Attack on Titan: 2/5


  • DaisukeMeltsMyFace

    I was with you until you said that Eren lost his struggle against the Titans. I know you’re an Ex- English major, so I know that you’re familiar with inner struggle or Man vs. Self. As soon as Eren becomes a titan he’s met with his inability to control his new-found power and has to rip himself from the womb of comfort that envelops him when he is in the titan form. I don’t know about you but I don’t believe that a 5/5 rating means a perfect show, with that said I would give this show a 4/5.

  • $31406939

    Yeah, his main fault with the show seems to be it doesn’t break traditional anime tropes.
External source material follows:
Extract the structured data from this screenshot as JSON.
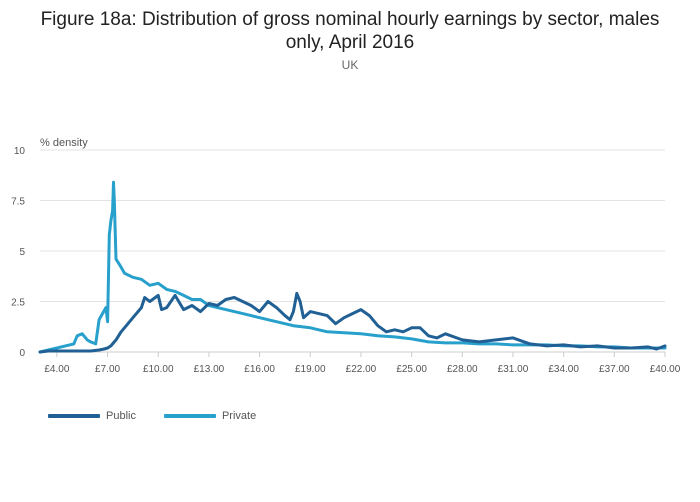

The world is fantastic and filled with mystery, while the characters are just your typical anime characters. The story is still unique enough from most other anime that I’ve seen for it to be good. I feel the score is more around 3.5 range.

  • xerostyle

    I’m not an ex-english major. but I’m fully aware of Man v Self. It takes a single episode to show he’s got control over it. The characters are written in such a childish manner, that none of them go through an arc. I mean the entire season ends with nothing being accomplished, and nothing really being learned. The entire arc is “Titans are bad, we don’t know who titans are, but people can be titans.”

  • LunaCySunshine

    You know, I hadn’t really noticed a lot of these details until this article. Very nicely written.